Время, которое он выбрал для начала проведения акции, было им выверено таким образом, чтобы Аня не появилась на празднике ни минутой раньше необходимого — ибо тогда ее появление станет сразу заметным, — ни позже, когда действо начнется и каждая новая фигура станет привлекать к себе внимание. А сейчас идут редкие первые родители, ведут детей. У некоторых из них дети уже давно в Доме культуры, куда пришли прямо из школы. И Аня, со своей спортивной фигуркой, сейчас вполне сходит за старшую сестричку любой малолетки. И, значит, своя.
Девушка вышла из машины, обернулась к нему и улыбнулась. Он посмотрел на нее в последний раз и решил, что не ошибся в выборе кандидатки: тело — девичье, замашки почти взрослой, а взгляд — типичного домашнего ребенка. Идеальный вариант…
— Ты пошла, — с ласковой улыбкой сказал он ей тихо уже в микрофон, не опуская стекла. Она услышала в своих наушниках и кивнула. — До встречи. Это будет скоро. А я все время буду рядом с тобой. Ты будешь слышать каждое мое слово.

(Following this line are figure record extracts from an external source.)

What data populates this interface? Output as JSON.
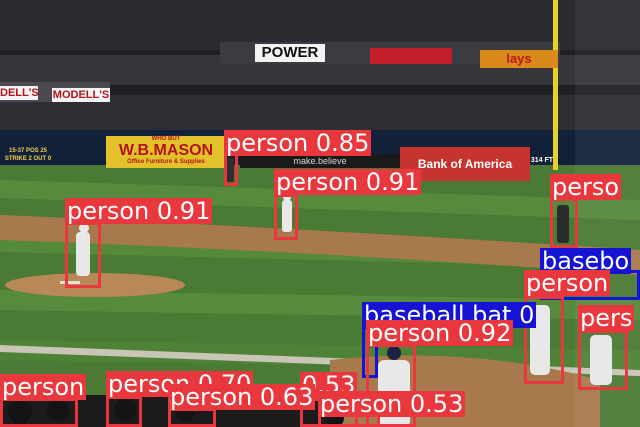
{
  "signs": {
    "top_board": "POWER",
    "modells_left": "DELL'S",
    "modells_right": "MODELL'S",
    "wb_mason_top": "WHO BUT",
    "wb_mason_main": "W.B.MASON",
    "wb_mason_sub": "Office Furniture & Supplies",
    "make_believe": "make.believe",
    "bank_of_america": "Bank of America",
    "lays": "lays",
    "distance": "314 FT",
    "scoreboard_left": "15-37 POS 25",
    "scoreboard_right": "STRIKE 2 OUT 0"
  },
  "colors": {
    "person": "#e8383d",
    "baseball_bat": "#1414d2"
  },
  "detections": [
    {
      "class": "person",
      "label": "person 0.85"
    },
    {
      "class": "person",
      "label": "person 0.91"
    },
    {
      "class": "person",
      "label": "person 0.91"
    },
    {
      "class": "person",
      "label": "perso"
    },
    {
      "class": "baseball_bat",
      "label": "basebo"
    },
    {
      "class": "person",
      "label": "person"
    },
    {
      "class": "baseball_bat",
      "label": "baseball bat 0"
    },
    {
      "class": "person",
      "label": "person 0.92"
    },
    {
      "class": "person",
      "label": "pers"
    },
    {
      "class": "person",
      "label": "person"
    },
    {
      "class": "person",
      "label": "person 0.70"
    },
    {
      "class": "person",
      "label": "0.53"
    },
    {
      "class": "person",
      "label": "person 0.63"
    },
    {
      "class": "person",
      "label": "person 0.53"
    }
  ]
}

Иди, я люблю тебя.
Аня еще раз кивнула, поправила рюкзачок за спиной и пошла по направлению к школе. Грозов тут же отъехал в сторону, развернулся и вырулил к промзоне, обнесенной оградой из бетонных плит, кое-где отсутствующих. Проехав по замусоренному проулку, он подогнал машину к обычной для уличных окраин свалке бытового мусора. Здесь он ее и бросил, загнав между двумя разросшимися кустами серой от пыли, так, видно, никогда и не расцветавшей сирени. Другая его машина находилась далеко впереди, напротив автозаправочного комплекса, почти у выезда на шоссе Энтузиастов. Из той машины — он проверил — был хорошо виден Дом культуры, а следовательно, ему удастся на значительном удалении от места акции понаблюдать за ее результатом. И еще две машины он поставил сам: одну — возле госпиталя в Лефортове, а вторую — у последнего на сегодня своего пристанища, опустевшего ввиду ухода Ани.